The second protection SSH affords is to limit the authentication methods vulnerable to this attack. The password method is vulnerable, but public-key and hostbased/RhostsRSA are immune. Mary can't discover the session key simply by observing the key exchange; she must perform an active attack in which she carries out separate exchanges with each side, obtaining separate keys of her own with the client and server. In both SSH-1 and SSH-2,[45] the key exchange is so designed that if she does this, the session identifiers for each side will be diferent. When a client provides a digital signature for either public-key or trusted-host authentication, it includes the session identifier in the data signed. Thus, Mary can't just pass on the client-supplied authenticator to the server, nor does she have any way of coercing the client into signing the other session ID.

[45]At least, with the diffie-hellman-group1-sha1 key exchange. We assume that if more exchange methods are added later, they will also have this property.

If you don't verify the server name/key correspondence, Mary can still perform the man-in-the-middle attack, even though she can't log in as you on the server side. Perhaps she can log into her own account or another she has cracked. With some cleverness, she might still deceive you long enough to do damage.
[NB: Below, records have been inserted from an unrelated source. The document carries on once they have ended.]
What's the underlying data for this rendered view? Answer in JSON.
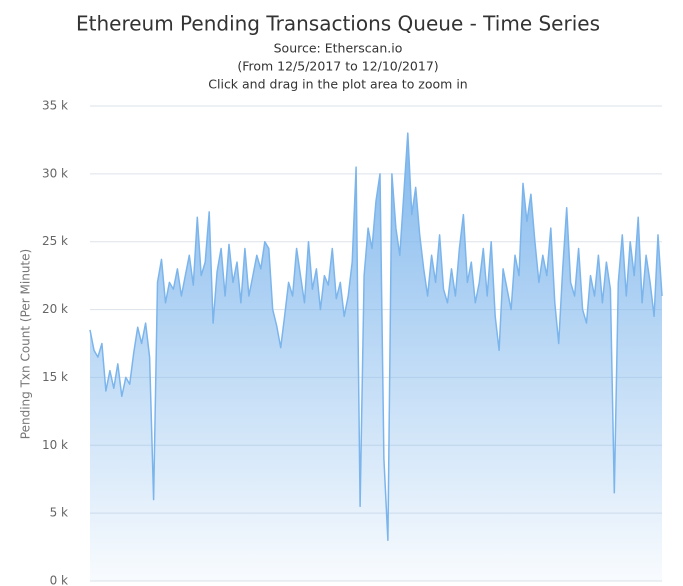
{
  "chart_data": {
    "type": "area",
    "title": "Ethereum Pending Transactions Queue - Time Series",
    "subtitle": [
      "Source: Etherscan.io",
      "(From 12/5/2017 to 12/10/2017)",
      "Click and drag in the plot area to zoom in"
    ],
    "y_label": "Pending Txn Count (Per Minute)",
    "color": "#7cb5ec",
    "grid": true,
    "ylim": [
      0,
      35000
    ],
    "yticks": [
      {
        "value": 0,
        "label": "0 k"
      },
      {
        "value": 5000,
        "label": "5 k"
      },
      {
        "value": 10000,
        "label": "10 k"
      },
      {
        "value": 15000,
        "label": "15 k"
      },
      {
        "value": 20000,
        "label": "20 k"
      },
      {
        "value": 25000,
        "label": "25 k"
      },
      {
        "value": 30000,
        "label": "30 k"
      },
      {
        "value": 35000,
        "label": "35 k"
      }
    ],
    "values": [
      18500,
      17000,
      16500,
      17500,
      14000,
      15500,
      14200,
      16000,
      13600,
      15000,
      14500,
      16800,
      18700,
      17500,
      19000,
      16500,
      6000,
      22000,
      23700,
      20500,
      22000,
      21500,
      23000,
      21000,
      22500,
      24000,
      21800,
      26800,
      22500,
      23500,
      27200,
      19000,
      22800,
      24500,
      21000,
      24800,
      22000,
      23500,
      20500,
      24500,
      21000,
      22500,
      24000,
      23000,
      25000,
      24500,
      20000,
      18800,
      17200,
      19500,
      22000,
      21000,
      24500,
      22500,
      20500,
      25000,
      21500,
      23000,
      20000,
      22500,
      21800,
      24500,
      20800,
      22000,
      19500,
      21000,
      23500,
      30500,
      5500,
      22500,
      26000,
      24500,
      28000,
      30000,
      9000,
      3000,
      30000,
      26000,
      24000,
      28500,
      33000,
      27000,
      29000,
      25500,
      23000,
      21000,
      24000,
      22000,
      25500,
      21500,
      20500,
      23000,
      21000,
      24500,
      27000,
      22000,
      23500,
      20500,
      22000,
      24500,
      21000,
      25000,
      19500,
      17000,
      23000,
      21500,
      20000,
      24000,
      22500,
      29300,
      26500,
      28500,
      25000,
      22000,
      24000,
      22500,
      26000,
      20500,
      17500,
      23000,
      27500,
      22000,
      21000,
      24500,
      20000,
      19000,
      22500,
      21000,
      24000,
      20500,
      23500,
      21500,
      6500,
      22000,
      25500,
      21000,
      25000,
      22500,
      26800,
      20500,
      24000,
      22000,
      19500,
      25500,
      21000
    ]
  }
}
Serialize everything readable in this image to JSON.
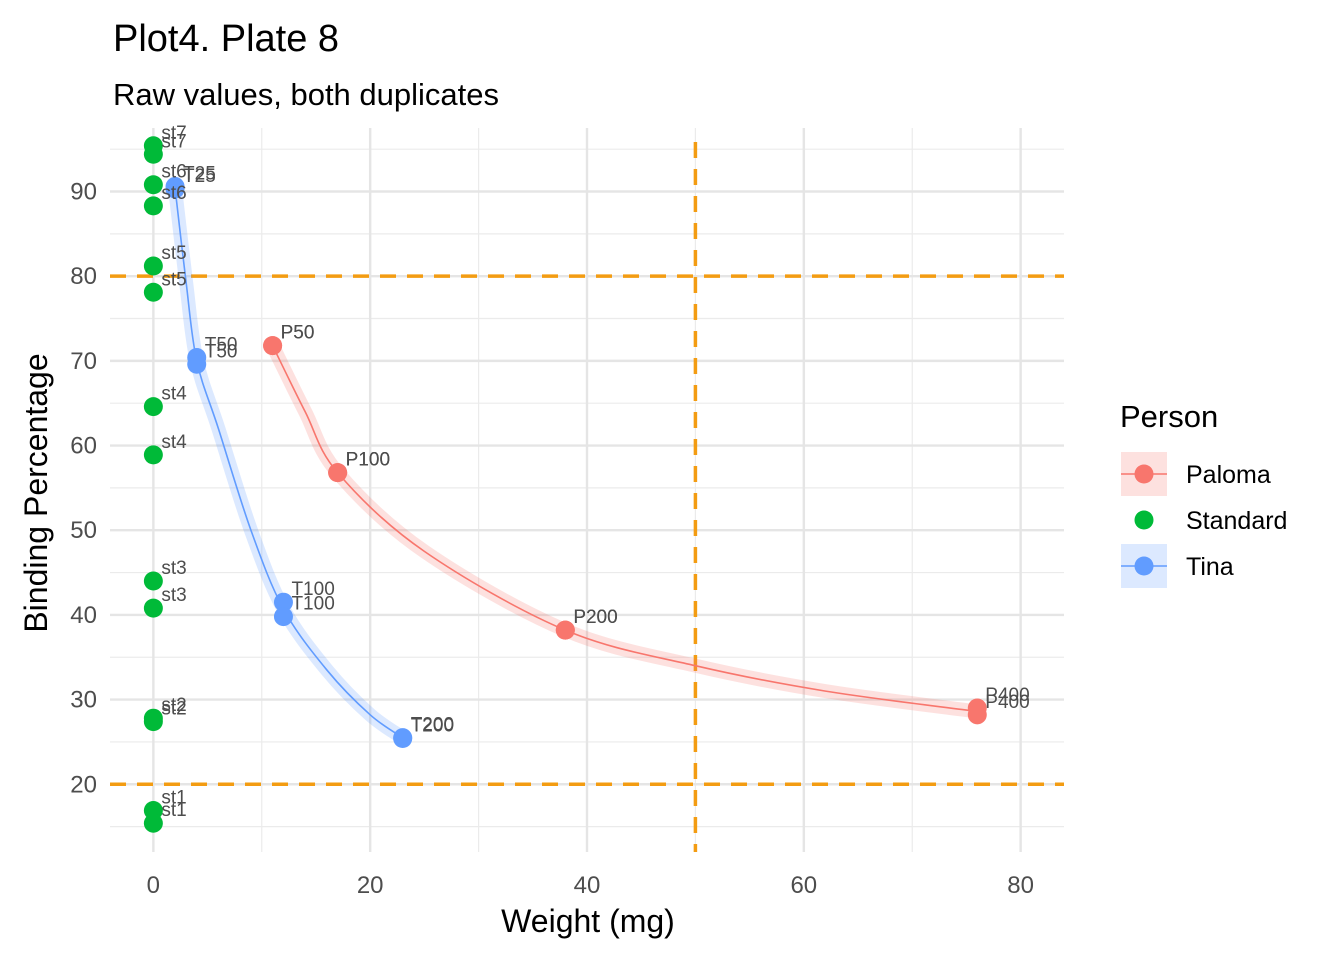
{
  "chart_data": {
    "type": "scatter",
    "title": "Plot4. Plate 8",
    "subtitle": "Raw values, both duplicates",
    "xlabel": "Weight (mg)",
    "ylabel": "Binding Percentage",
    "xlim": [
      -4,
      84
    ],
    "ylim": [
      12,
      97.5
    ],
    "x_ticks": [
      0,
      20,
      40,
      60,
      80
    ],
    "y_ticks": [
      20,
      30,
      40,
      50,
      60,
      70,
      80,
      90
    ],
    "grid": true,
    "legend": {
      "title": "Person",
      "position": "right",
      "entries": [
        {
          "label": "Paloma",
          "color": "#F8766D",
          "has_line": true
        },
        {
          "label": "Standard",
          "color": "#00BA38",
          "has_line": false
        },
        {
          "label": "Tina",
          "color": "#619CFF",
          "has_line": true
        }
      ]
    },
    "reference_lines": {
      "color": "#F39C12",
      "horizontal": [
        20,
        80
      ],
      "vertical": [
        50
      ]
    },
    "series": [
      {
        "name": "Paloma",
        "color": "#F8766D",
        "points": [
          {
            "x": 11,
            "y": 71.8,
            "label": "P50"
          },
          {
            "x": 11,
            "y": 71.8,
            "label": "P50"
          },
          {
            "x": 17,
            "y": 56.8,
            "label": "P100"
          },
          {
            "x": 17,
            "y": 56.8,
            "label": "P100"
          },
          {
            "x": 38,
            "y": 38.2,
            "label": "P200"
          },
          {
            "x": 38,
            "y": 38.2,
            "label": "P200"
          },
          {
            "x": 76,
            "y": 29.0,
            "label": "P400"
          },
          {
            "x": 76,
            "y": 28.2,
            "label": "P400"
          }
        ],
        "fit": [
          [
            11,
            71.8
          ],
          [
            14,
            64.0
          ],
          [
            17,
            56.8
          ],
          [
            25,
            47.5
          ],
          [
            38,
            38.2
          ],
          [
            50,
            34.0
          ],
          [
            62,
            31.0
          ],
          [
            76,
            28.6
          ]
        ]
      },
      {
        "name": "Standard",
        "color": "#00BA38",
        "points": [
          {
            "x": 0,
            "y": 95.4,
            "label": "st7"
          },
          {
            "x": 0,
            "y": 94.4,
            "label": "st7"
          },
          {
            "x": 0,
            "y": 90.8,
            "label": "st6"
          },
          {
            "x": 0,
            "y": 88.3,
            "label": "st6"
          },
          {
            "x": 0,
            "y": 81.2,
            "label": "st5"
          },
          {
            "x": 0,
            "y": 78.1,
            "label": "st5"
          },
          {
            "x": 0,
            "y": 64.6,
            "label": "st4"
          },
          {
            "x": 0,
            "y": 58.9,
            "label": "st4"
          },
          {
            "x": 0,
            "y": 44.0,
            "label": "st3"
          },
          {
            "x": 0,
            "y": 40.8,
            "label": "st3"
          },
          {
            "x": 0,
            "y": 27.8,
            "label": "st2"
          },
          {
            "x": 0,
            "y": 27.4,
            "label": "st2"
          },
          {
            "x": 0,
            "y": 16.9,
            "label": "st1"
          },
          {
            "x": 0,
            "y": 15.4,
            "label": "st1"
          }
        ]
      },
      {
        "name": "Tina",
        "color": "#619CFF",
        "points": [
          {
            "x": 2,
            "y": 90.6,
            "label": "T25"
          },
          {
            "x": 2,
            "y": 90.3,
            "label": "T25"
          },
          {
            "x": 4,
            "y": 70.4,
            "label": "T50"
          },
          {
            "x": 4,
            "y": 69.6,
            "label": "T50"
          },
          {
            "x": 12,
            "y": 41.5,
            "label": "T100"
          },
          {
            "x": 12,
            "y": 39.8,
            "label": "T100"
          },
          {
            "x": 23,
            "y": 25.5,
            "label": "T200"
          },
          {
            "x": 23,
            "y": 25.4,
            "label": "T200"
          }
        ],
        "fit": [
          [
            2,
            90.4
          ],
          [
            3,
            79.5
          ],
          [
            4,
            70.0
          ],
          [
            6,
            62.0
          ],
          [
            9,
            50.0
          ],
          [
            12,
            40.7
          ],
          [
            16,
            33.5
          ],
          [
            20,
            28.2
          ],
          [
            23,
            25.5
          ]
        ]
      }
    ]
  }
}
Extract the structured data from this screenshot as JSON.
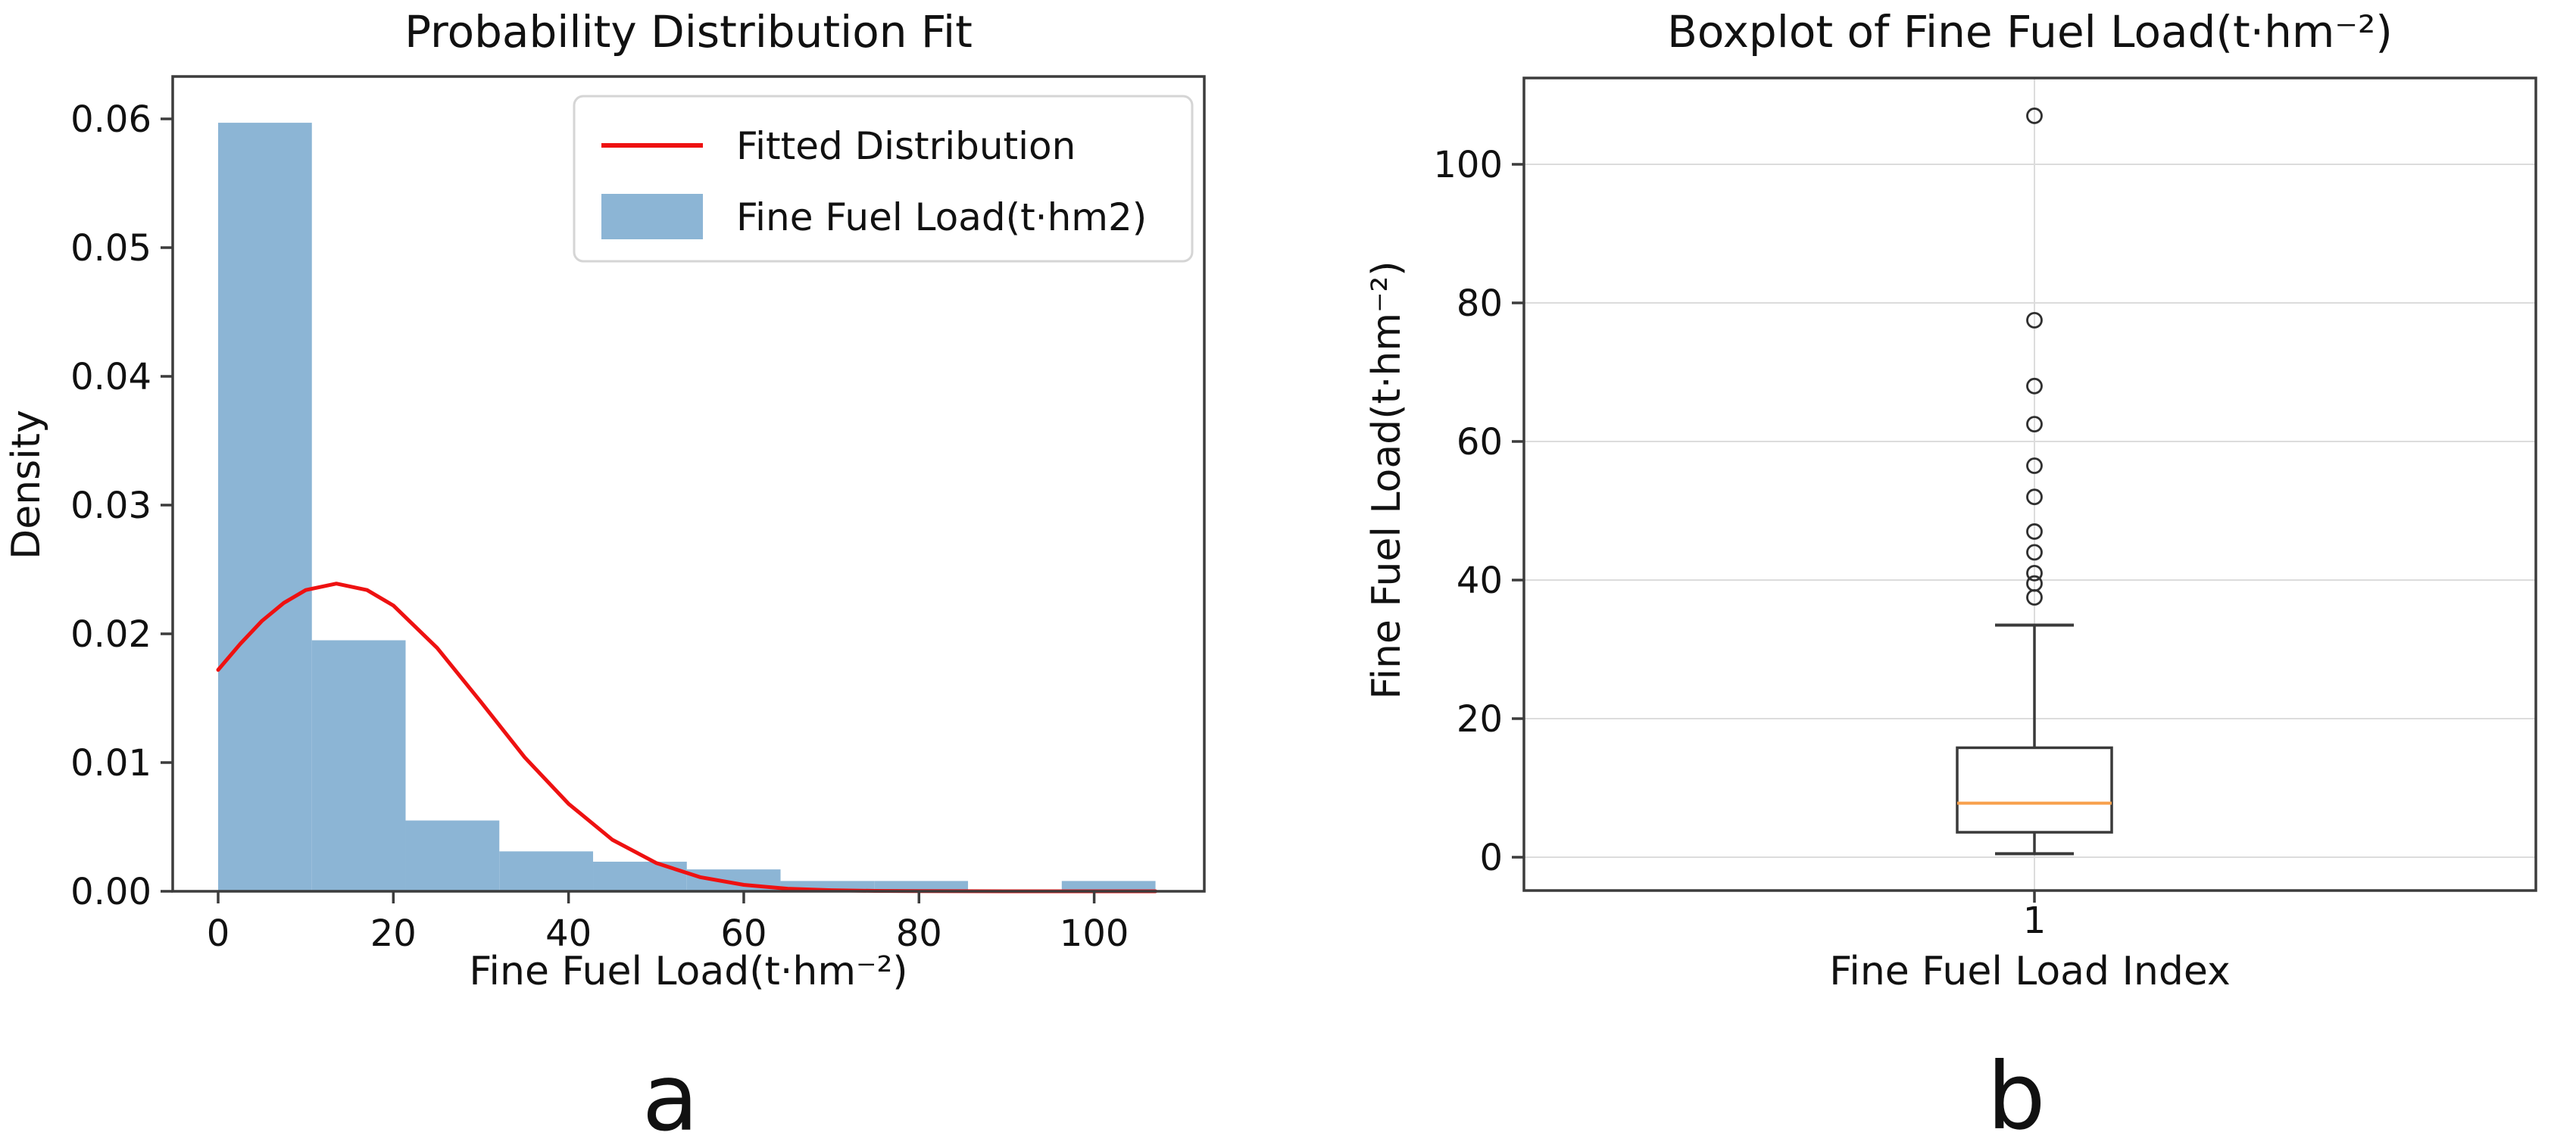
{
  "captions": {
    "a": "a",
    "b": "b"
  },
  "style": {
    "spine_color": "#3c3c3c",
    "tick_color": "#3c3c3c",
    "grid_color": "#dcdcdc",
    "text_color": "#111111",
    "background": "#ffffff"
  },
  "chart_data": [
    {
      "type": "histogram",
      "title": "Probability Distribution Fit",
      "xlabel": "Fine Fuel Load(t·hm⁻²)",
      "ylabel": "Density",
      "xlim": [
        -5.2,
        112.6
      ],
      "ylim": [
        0,
        0.0633
      ],
      "grid": false,
      "x_ticks": [
        {
          "value": 0,
          "label": "0"
        },
        {
          "value": 20,
          "label": "20"
        },
        {
          "value": 40,
          "label": "40"
        },
        {
          "value": 60,
          "label": "60"
        },
        {
          "value": 80,
          "label": "80"
        },
        {
          "value": 100,
          "label": "100"
        }
      ],
      "y_ticks": [
        {
          "value": 0.0,
          "label": "0.00"
        },
        {
          "value": 0.01,
          "label": "0.01"
        },
        {
          "value": 0.02,
          "label": "0.02"
        },
        {
          "value": 0.03,
          "label": "0.03"
        },
        {
          "value": 0.04,
          "label": "0.04"
        },
        {
          "value": 0.05,
          "label": "0.05"
        },
        {
          "value": 0.06,
          "label": "0.06"
        }
      ],
      "bar_color": "#8cb5d5",
      "bin_edges": [
        0,
        10.7,
        21.4,
        32.1,
        42.8,
        53.5,
        64.2,
        74.9,
        85.6,
        96.3,
        107
      ],
      "bin_heights": [
        0.0597,
        0.0195,
        0.0055,
        0.0031,
        0.0023,
        0.0017,
        0.0008,
        0.0008,
        0,
        0.0008
      ],
      "curve": {
        "name": "Fitted Distribution",
        "color": "#ee1111",
        "x": [
          0,
          2.5,
          5,
          7.5,
          10,
          13.5,
          17,
          20,
          25,
          30,
          35,
          40,
          45,
          50,
          55,
          60,
          65,
          70,
          75,
          80,
          90,
          100,
          107
        ],
        "y": [
          0.0172,
          0.0192,
          0.021,
          0.0224,
          0.0234,
          0.0239,
          0.0234,
          0.0222,
          0.0189,
          0.0147,
          0.0104,
          0.0068,
          0.004,
          0.0022,
          0.0011,
          0.0005,
          0.0002,
          8e-05,
          3e-05,
          1e-05,
          0,
          0,
          0
        ]
      },
      "legend": {
        "items": [
          {
            "label": "Fitted Distribution",
            "marker": "line",
            "color": "#ee1111"
          },
          {
            "label": "Fine Fuel Load(t·hm2)",
            "marker": "patch",
            "color": "#8cb5d5"
          }
        ]
      }
    },
    {
      "type": "box",
      "title": "Boxplot of Fine Fuel Load(t·hm⁻²)",
      "xlabel": "Fine Fuel Load Index",
      "ylabel": "Fine Fuel Load(t·hm⁻²)",
      "x_tick_label": "1",
      "ylim": [
        -4.8,
        112.5
      ],
      "grid": true,
      "y_ticks": [
        {
          "value": 0,
          "label": "0"
        },
        {
          "value": 20,
          "label": "20"
        },
        {
          "value": 40,
          "label": "40"
        },
        {
          "value": 60,
          "label": "60"
        },
        {
          "value": 80,
          "label": "80"
        },
        {
          "value": 100,
          "label": "100"
        }
      ],
      "stats": {
        "whisker_low": 0.5,
        "q1": 3.6,
        "median": 7.8,
        "q3": 15.8,
        "whisker_high": 33.5
      },
      "outliers": [
        37.5,
        39.5,
        41,
        44,
        47,
        52,
        56.5,
        62.5,
        68,
        77.5,
        107
      ],
      "box_color": "#3a3a3a",
      "median_color": "#f8a04c"
    }
  ]
}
3.10.5. The Insertion Attack

Recall that SSH-1 uses a weak integrity mechanism. This weakness was exploited in a successful attack discovered by Ariel Futoransky and Emiliano Kargieman in June 1998; see http://www.core-sdi.com/advisories/ssh-advisory.htm for the gory details. This "insertion" (or "compensation") attack allows an adversary who can perform an active network attack to insert arbitrary data into the plaintext data stream bound for either the client or server. That is, it allows insertion of encrypted data into the connection that then successfully decrypts to the attacker's desired plaintext and is delivered by SSH. The server direction is the most serious problem, since this lets the attacker insert arbitrary commands into a user's terminal session. Although not an especially easy attack to mount, this is a serious vulnerability. The attack results from composition properties of CRC-32 together with certain bulk ciphers in certain modes. The attack can be avoided altogether by using the 3DES cipher, which is immune.

SSH1 1.2.25, F-Secure SSH1 1.3.5, and later versions, as well as all versions of OpenSSH, include the crc32 compensation attack detector, designed to detect and prevent this attack. The detector renders the attack harder to mount, but doesn't prevent it entirely. SSH-2 uses cryptographically strong integrity checks to avoid such problems.